Acccording to Duo's dataset of enterprise Android devices, 80 percent of enterprise phones have the Qualcomm chipset, but only a quarter of them have applied the security update, leaving 60 percent still vulnerable.
In fact, 27 percent are permanently vulnerable, the company said, since they are too old to get the monthly updates.
The vulnerability allows access to Qualcomm Secure Executive Environment, an isolated part of the phone that runs a bare bones operating system that manages encryption keys, protects the hardware, and handles other sensitive operations.
To take over a phone, an attacker first has to convince the user to install malware on the device. That could be via an innocent-looking app that sneaks into the Google Play Store, said Lady.
"Their screening isn't perfect," he said.
Or users could download malicious apps from unofficial sources.
"Consumers want to get the game or whatever, and click and download without considering the security implications," he said.
The attacker would then use the Qualcomm vulnerability in combination with an existing media server vulnerability to get into the phone's secure area.
It doesn't need to be a newly-discovered media server vulnerability either, Lady added.
"Given how many phones don't get regular updates, there's no reason to use a new one, when you can just use an old one," he said.
The media server has special permissions to communicate with the Qualcomm Secure Executive Environment, and "critical" and "high" severity vulnerabilities are common. For example, there were seven in May's security bulletin and 11 in April's, according to Duo.
The QSEE vulnerability was first described by Gal Beniamini in the Bits, Please! blog.
It is based on a security hole in one of the QSEE's trusted applications, the one that manages encryption keys for Widevine's DRM software.
There's little that enterprises can do to protect against this exploit, Lady said.

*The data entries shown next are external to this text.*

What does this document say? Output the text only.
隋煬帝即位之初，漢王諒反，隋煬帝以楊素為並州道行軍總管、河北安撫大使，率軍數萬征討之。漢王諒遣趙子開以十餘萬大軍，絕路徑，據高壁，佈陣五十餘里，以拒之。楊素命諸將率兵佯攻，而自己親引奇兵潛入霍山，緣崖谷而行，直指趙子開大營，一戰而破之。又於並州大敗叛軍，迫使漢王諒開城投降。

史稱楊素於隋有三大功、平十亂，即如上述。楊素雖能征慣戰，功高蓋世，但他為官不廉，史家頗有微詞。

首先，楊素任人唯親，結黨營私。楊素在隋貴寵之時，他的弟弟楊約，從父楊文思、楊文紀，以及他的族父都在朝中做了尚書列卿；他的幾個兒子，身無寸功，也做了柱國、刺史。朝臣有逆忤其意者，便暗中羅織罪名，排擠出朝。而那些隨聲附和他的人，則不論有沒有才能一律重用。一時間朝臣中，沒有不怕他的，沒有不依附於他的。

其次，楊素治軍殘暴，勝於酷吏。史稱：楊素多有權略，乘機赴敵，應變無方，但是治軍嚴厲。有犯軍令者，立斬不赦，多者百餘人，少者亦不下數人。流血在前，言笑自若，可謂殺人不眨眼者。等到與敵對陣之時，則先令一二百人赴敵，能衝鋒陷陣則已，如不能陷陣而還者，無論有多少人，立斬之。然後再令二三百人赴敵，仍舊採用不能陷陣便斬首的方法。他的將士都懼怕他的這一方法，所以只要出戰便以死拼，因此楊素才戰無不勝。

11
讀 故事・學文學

"There really isn't any way for them to force a patch to happen," he said. "If it isn't a Nexus phone, the manufacturer has to apply the patch to the software, then send it to the carrier, such as Verizon. The carrier has to approve it, and then send it to customers using that phone. So there's a substantial delay."
Nexus phones get automatic updates from Google, Lady said.

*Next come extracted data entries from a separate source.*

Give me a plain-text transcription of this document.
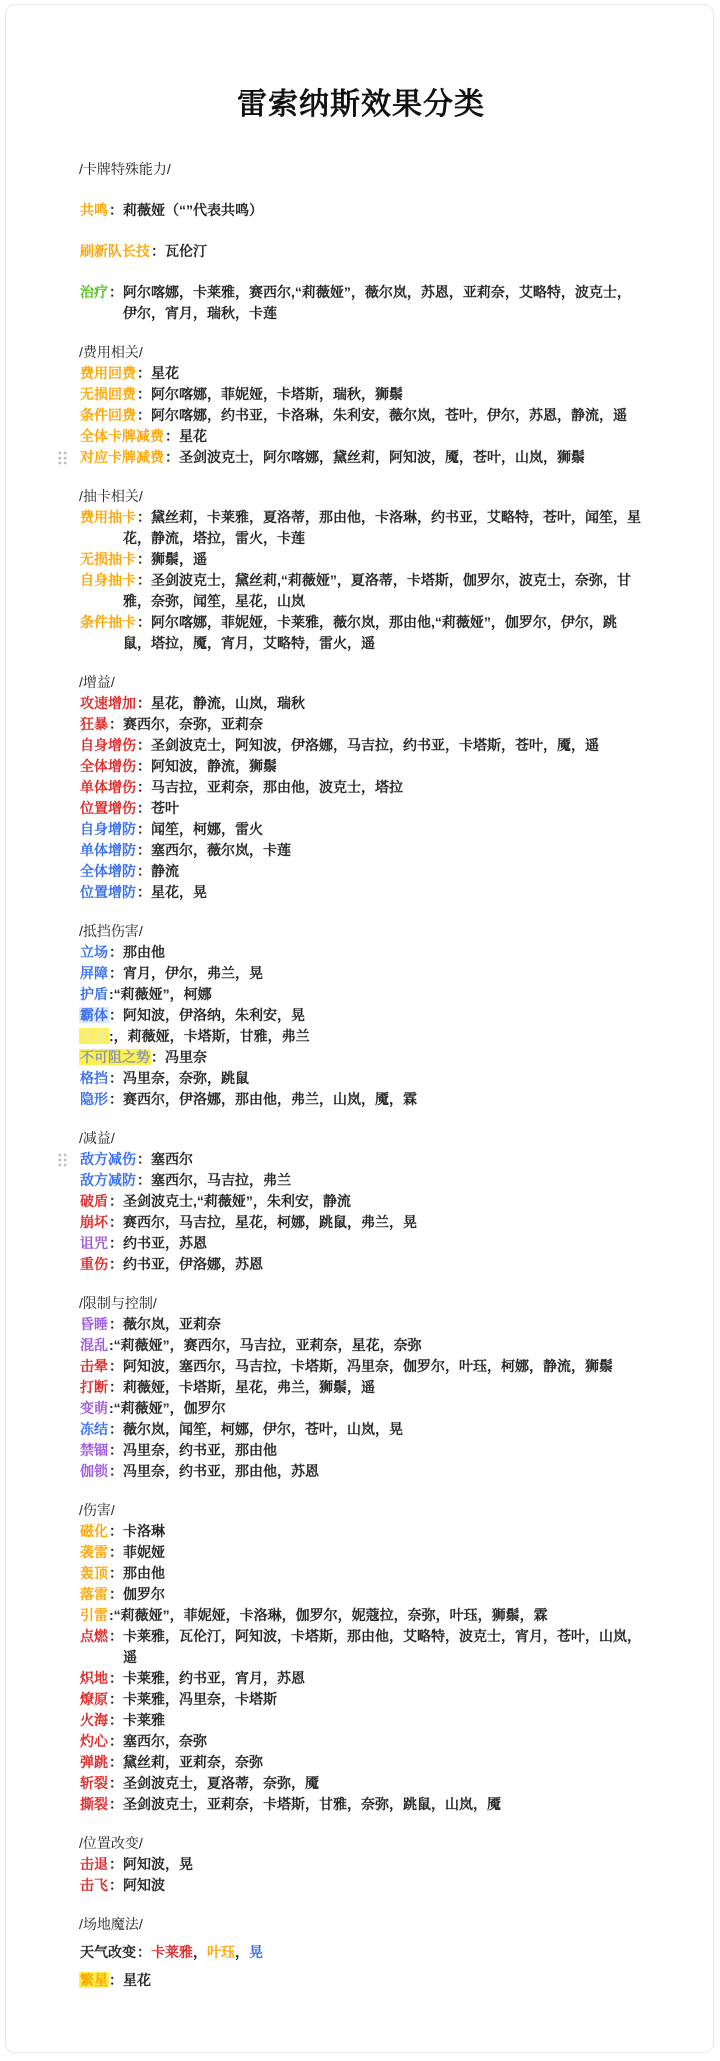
雷索纳斯效果分类
/卡牌特殊能力/
共鸣：莉薇娅（“”代表共鸣）
刷新队长技：瓦伦汀
治疗：阿尔喀娜，卡莱雅，赛西尔,“莉薇娅”，薇尔岚，苏恩，亚莉奈，艾略特，波克士，伊尔，宵月，瑞秋，卡莲
/费用相关/
费用回费：星花
无损回费：阿尔喀娜，菲妮娅，卡塔斯，瑞秋，狮鬃
条件回费：阿尔喀娜，约书亚，卡洛琳，朱利安，薇尔岚，苍叶，伊尔，苏恩，静流，遥
全体卡牌减费：星花
对应卡牌减费：圣剑波克士，阿尔喀娜，黛丝莉，阿知波，魇，苍叶，山岚，狮鬃
/抽卡相关/
费用抽卡：黛丝莉，卡莱雅，夏洛蒂，那由他，卡洛琳，约书亚，艾略特，苍叶，闻笙，星花，静流，塔拉，雷火，卡莲
无损抽卡：狮鬃，遥
自身抽卡：圣剑波克士，黛丝莉,“莉薇娅”，夏洛蒂，卡塔斯，伽罗尔，波克士，奈弥，甘雅，奈弥，闻笙，星花，山岚
条件抽卡：阿尔喀娜，菲妮娅，卡莱雅，薇尔岚，那由他,“莉薇娅”，伽罗尔，伊尔，跳鼠，塔拉，魇，宵月，艾略特，雷火，遥
/增益/
攻速增加：星花，静流，山岚，瑞秋
狂暴：赛西尔，奈弥，亚莉奈
自身增伤：圣剑波克士，阿知波，伊洛娜，马吉拉，约书亚，卡塔斯，苍叶，魇，遥
全体增伤：阿知波，静流，狮鬃
单体增伤：马吉拉，亚莉奈，那由他，波克士，塔拉
位置增伤：苍叶
自身增防：闻笙，柯娜，雷火
单体增防：塞西尔，薇尔岚，卡莲
全体增防：静流
位置增防：星花，晃
/抵挡伤害/
立场：那由他
屏障：宵月，伊尔，弗兰，晃
护盾:“莉薇娅”，柯娜
霸体：阿知波，伊洛纳，朱利安，晃
无敌:，莉薇娅，卡塔斯，甘雅，弗兰
不可阻之势：冯里奈
格挡：冯里奈，奈弥，跳鼠
隐形：赛西尔，伊洛娜，那由他，弗兰，山岚，魇，霖
/减益/
敌方减伤：塞西尔
敌方减防：塞西尔，马吉拉，弗兰
破盾：圣剑波克士,“莉薇娅”，朱利安，静流
崩坏：赛西尔，马吉拉，星花，柯娜，跳鼠，弗兰，晃
诅咒：约书亚，苏恩
重伤：约书亚，伊洛娜，苏恩
/限制与控制/
昏睡：薇尔岚，亚莉奈
混乱:“莉薇娅”，赛西尔，马吉拉，亚莉奈，星花，奈弥
击晕：阿知波，塞西尔，马吉拉，卡塔斯，冯里奈，伽罗尔，叶珏，柯娜，静流，狮鬃
打断：莉薇娅，卡塔斯，星花，弗兰，狮鬃，遥
变萌:“莉薇娅”，伽罗尔
冻结：薇尔岚，闻笙，柯娜，伊尔，苍叶，山岚，晃
禁锢：冯里奈，约书亚，那由他
伽锁：冯里奈，约书亚，那由他，苏恩
/伤害/
磁化：卡洛琳
袭雷：菲妮娅
轰顶：那由他
落雷：伽罗尔
引雷:“莉薇娅”，菲妮娅，卡洛琳，伽罗尔，妮蔻拉，奈弥，叶珏，狮鬃，霖
点燃：卡莱雅，瓦伦汀，阿知波，卡塔斯，那由他，艾略特，波克士，宵月，苍叶，山岚，遥
炽地：卡莱雅，约书亚，宵月，苏恩
燎原：卡莱雅，冯里奈，卡塔斯
火海：卡莱雅
灼心：塞西尔，奈弥
弹跳：黛丝莉，亚莉奈，奈弥
斩裂：圣剑波克士，夏洛蒂，奈弥，魇
撕裂：圣剑波克士，亚莉奈，卡塔斯，甘雅，奈弥，跳鼠，山岚，魇
/位置改变/
击退：阿知波，晃
击飞：阿知波
/场地魔法/
天气改变：卡莱雅，叶珏，晃
繁星：星花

However, companies can warn employees not to download software from unofficial sources, or use a mobile device management tool to restrict what employees can install on company-provided phones.
"Though there are many workarounds to those policies," he added.
Companies can also use a solution that checks whether devices have all their patches up-to-date, and put additional access controls around those that don't.
What really needs to happen is that the Android update and patching system needs to change, Lady said.
Or companies can switch to Nexus phones, he added.